Illán Gómez Fátima, Alcaraz Tafalla M Soledad, Pascual Díaz Mercedes, Carrillo Alcaraz Andrés
Sección de Endocrinología y Nutrición, Hospital Universitario Morales Meseguer, Murcia, Spain.
Med Clin (Barc). 2004 Oct 23;123(14):535-7. doi: 10.1016/s0025-7753(04)74587-x.
Type 2 diabetes mellitus is associated with an augmented risk for cardiovascular disease. The levels of C-reactive protein (CRP), the prototypic marker of inflammation, are associated with an increased risk for cardiovascular events. The statins have direct anti-inflammatory effects. Thus, we tested the effects of atorvastatin on levels of CRP on patients with type 2 diabetes.
We evaluated CRP in baseline and 6 months after onset of 20 mg daily atorvastatin therapy of 30 patients with type 2 diabetes with hyperlipidemia. Clinical and biochemical data were obtained.
CRP-levels were significantly decreased after treatment with atorvastatin compared with baseline (median change: -4,99 mg/l; p < 0.001). We observed an correlation between CRP baseline with body mass index (r = 0.429; p = 0.018), serum fibrinogen (r = 0.607; p = 0.001) and microalbuminuria (r = 0.470; p = 0.01). Conversely, there was no significant correlation between CRP baseline with LDL cholesterol. The CRP reduction was significantly correlated with fasting glucose (r = -0.457; p = 0.019) and glycosylated hemoglobin at 6 months (r = -0.421; p = 0.03).
These results confirm findings from previous studies that atorvastatin reduce CRP levels in a largely LDL cholesterol independent manner.
2型糖尿病与心血管疾病风险增加相关。炎症的典型标志物C反应蛋白(CRP)水平与心血管事件风险增加有关。他汀类药物具有直接的抗炎作用。因此,我们测试了阿托伐他汀对2型糖尿病患者CRP水平的影响。
我们评估了30例伴有高脂血症的2型糖尿病患者在每日服用20mg阿托伐他汀治疗基线期及治疗6个月后的CRP水平。获取了临床和生化数据。

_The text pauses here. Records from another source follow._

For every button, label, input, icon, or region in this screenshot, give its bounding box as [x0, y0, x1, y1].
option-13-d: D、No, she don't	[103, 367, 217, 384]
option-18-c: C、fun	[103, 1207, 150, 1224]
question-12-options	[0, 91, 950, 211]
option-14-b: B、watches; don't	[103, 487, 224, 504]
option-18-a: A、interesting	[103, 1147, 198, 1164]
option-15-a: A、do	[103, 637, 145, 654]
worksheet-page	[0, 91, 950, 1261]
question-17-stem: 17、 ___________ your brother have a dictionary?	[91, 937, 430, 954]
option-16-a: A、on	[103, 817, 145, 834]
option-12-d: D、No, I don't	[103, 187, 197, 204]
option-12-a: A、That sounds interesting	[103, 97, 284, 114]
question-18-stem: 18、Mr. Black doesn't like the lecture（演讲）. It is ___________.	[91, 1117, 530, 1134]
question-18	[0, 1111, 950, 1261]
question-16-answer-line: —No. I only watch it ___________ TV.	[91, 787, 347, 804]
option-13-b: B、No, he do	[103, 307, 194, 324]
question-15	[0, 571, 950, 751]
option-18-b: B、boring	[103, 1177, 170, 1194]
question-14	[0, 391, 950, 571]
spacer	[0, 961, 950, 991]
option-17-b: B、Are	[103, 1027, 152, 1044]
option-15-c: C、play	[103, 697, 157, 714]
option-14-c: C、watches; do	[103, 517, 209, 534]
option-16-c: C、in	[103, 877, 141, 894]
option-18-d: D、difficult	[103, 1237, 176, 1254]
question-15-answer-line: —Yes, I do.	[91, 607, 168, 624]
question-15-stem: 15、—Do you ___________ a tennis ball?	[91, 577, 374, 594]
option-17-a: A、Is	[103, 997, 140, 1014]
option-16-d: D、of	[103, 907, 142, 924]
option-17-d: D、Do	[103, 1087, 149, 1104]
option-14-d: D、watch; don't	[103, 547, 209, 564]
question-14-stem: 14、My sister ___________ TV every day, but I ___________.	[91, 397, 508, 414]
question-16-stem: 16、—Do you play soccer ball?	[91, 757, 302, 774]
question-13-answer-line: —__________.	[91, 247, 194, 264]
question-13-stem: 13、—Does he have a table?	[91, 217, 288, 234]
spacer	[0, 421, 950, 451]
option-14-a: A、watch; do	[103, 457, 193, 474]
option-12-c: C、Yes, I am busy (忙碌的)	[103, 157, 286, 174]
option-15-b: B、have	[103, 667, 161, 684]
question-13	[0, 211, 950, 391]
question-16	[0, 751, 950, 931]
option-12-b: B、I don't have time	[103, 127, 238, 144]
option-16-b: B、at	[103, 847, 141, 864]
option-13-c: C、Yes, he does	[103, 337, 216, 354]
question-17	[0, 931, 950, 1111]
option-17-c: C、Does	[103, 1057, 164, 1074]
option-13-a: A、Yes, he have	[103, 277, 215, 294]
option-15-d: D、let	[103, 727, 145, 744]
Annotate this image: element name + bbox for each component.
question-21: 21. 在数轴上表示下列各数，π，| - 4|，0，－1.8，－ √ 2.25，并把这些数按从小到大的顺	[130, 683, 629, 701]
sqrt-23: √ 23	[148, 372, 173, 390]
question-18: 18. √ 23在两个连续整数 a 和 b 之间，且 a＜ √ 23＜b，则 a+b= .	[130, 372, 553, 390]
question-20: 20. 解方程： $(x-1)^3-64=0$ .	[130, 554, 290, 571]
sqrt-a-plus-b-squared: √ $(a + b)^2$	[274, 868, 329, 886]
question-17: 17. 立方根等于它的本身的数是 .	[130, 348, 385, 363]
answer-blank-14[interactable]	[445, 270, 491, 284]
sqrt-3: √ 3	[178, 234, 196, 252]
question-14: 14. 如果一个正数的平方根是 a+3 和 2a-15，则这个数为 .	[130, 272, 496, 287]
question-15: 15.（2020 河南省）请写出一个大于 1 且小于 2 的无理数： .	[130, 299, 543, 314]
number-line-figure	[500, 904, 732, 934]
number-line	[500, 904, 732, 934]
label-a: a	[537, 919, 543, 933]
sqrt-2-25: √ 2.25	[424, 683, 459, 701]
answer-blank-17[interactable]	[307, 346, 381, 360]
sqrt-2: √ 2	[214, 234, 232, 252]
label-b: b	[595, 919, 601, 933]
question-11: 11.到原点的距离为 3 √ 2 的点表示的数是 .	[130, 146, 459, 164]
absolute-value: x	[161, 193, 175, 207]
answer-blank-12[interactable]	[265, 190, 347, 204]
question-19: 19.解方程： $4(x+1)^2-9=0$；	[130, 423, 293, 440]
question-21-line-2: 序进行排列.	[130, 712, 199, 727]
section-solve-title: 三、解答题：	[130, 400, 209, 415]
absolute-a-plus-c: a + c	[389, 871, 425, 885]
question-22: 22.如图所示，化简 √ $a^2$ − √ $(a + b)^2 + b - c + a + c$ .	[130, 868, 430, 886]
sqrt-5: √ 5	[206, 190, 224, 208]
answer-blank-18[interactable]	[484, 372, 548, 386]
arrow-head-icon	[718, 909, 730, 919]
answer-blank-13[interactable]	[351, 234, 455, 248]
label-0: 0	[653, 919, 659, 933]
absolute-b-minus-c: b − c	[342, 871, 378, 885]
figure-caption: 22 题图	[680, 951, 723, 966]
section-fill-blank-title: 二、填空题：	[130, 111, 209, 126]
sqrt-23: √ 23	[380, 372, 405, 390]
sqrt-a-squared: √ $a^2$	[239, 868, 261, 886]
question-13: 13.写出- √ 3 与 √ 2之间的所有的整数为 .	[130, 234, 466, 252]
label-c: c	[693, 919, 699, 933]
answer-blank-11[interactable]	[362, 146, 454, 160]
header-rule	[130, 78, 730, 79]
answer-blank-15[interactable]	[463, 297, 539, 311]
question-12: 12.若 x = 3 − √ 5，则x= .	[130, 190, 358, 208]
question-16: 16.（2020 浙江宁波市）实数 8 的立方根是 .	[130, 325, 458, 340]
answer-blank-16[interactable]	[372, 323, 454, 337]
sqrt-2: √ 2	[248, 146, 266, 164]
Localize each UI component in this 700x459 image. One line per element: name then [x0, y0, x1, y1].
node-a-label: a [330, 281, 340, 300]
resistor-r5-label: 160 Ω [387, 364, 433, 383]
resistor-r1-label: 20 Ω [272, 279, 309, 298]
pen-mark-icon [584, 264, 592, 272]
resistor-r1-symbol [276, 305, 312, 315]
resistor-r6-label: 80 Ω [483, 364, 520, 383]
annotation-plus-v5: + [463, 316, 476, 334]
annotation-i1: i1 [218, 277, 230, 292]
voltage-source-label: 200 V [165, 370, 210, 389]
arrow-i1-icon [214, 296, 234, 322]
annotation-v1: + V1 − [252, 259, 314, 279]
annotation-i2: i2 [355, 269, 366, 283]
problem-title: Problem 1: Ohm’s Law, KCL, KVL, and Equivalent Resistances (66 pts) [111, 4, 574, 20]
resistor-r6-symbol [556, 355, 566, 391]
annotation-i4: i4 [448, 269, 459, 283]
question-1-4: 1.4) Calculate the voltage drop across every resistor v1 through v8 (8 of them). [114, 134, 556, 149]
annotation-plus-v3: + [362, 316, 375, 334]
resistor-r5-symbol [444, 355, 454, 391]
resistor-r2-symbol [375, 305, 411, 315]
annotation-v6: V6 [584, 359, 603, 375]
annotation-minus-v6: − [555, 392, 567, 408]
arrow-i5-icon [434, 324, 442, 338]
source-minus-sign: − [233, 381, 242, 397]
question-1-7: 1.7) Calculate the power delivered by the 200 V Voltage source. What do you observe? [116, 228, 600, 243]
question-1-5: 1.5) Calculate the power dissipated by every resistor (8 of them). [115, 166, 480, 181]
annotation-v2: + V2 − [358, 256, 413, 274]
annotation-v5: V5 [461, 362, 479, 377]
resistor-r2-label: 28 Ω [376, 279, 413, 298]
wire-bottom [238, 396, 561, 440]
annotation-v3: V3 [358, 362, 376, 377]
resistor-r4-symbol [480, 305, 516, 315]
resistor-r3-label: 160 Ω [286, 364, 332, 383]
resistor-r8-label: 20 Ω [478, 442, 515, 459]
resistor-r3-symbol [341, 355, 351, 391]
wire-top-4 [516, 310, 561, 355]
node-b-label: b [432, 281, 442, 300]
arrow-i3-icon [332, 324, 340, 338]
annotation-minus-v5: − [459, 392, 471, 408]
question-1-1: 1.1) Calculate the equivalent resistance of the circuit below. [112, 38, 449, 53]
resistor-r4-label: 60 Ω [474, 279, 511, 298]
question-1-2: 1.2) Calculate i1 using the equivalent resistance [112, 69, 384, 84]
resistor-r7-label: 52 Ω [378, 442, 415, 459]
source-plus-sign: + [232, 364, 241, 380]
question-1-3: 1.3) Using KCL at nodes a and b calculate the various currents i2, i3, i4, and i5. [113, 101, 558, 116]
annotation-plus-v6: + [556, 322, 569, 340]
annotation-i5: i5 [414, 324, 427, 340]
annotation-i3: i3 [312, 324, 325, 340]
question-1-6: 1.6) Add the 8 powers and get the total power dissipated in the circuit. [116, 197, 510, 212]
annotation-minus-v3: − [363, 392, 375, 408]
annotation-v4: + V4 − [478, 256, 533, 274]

与基线相比,阿托伐他汀治疗后CRP水平显著降低(中位数变化:-4.99mg/l;p<0.001)。我们观察到CRP基线水平与体重指数(r=0.429;p=0.018)、血清纤维蛋白原(r=0.607;p=0.001)和微量白蛋白尿(r=0.470;p=0.01)之间存在相关性。相反,CRP基线水平与低密度脂蛋白胆固醇之间无显著相关性。CRP降低与空腹血糖(r=-0.457;p=0.019)和6个月时的糖化血红蛋白(r=-0.421;p=0.03)显著相关。
这些结果证实了先前研究的发现,即阿托伐他汀在很大程度上以不依赖低密度脂蛋白胆固醇的方式降低CRP水平。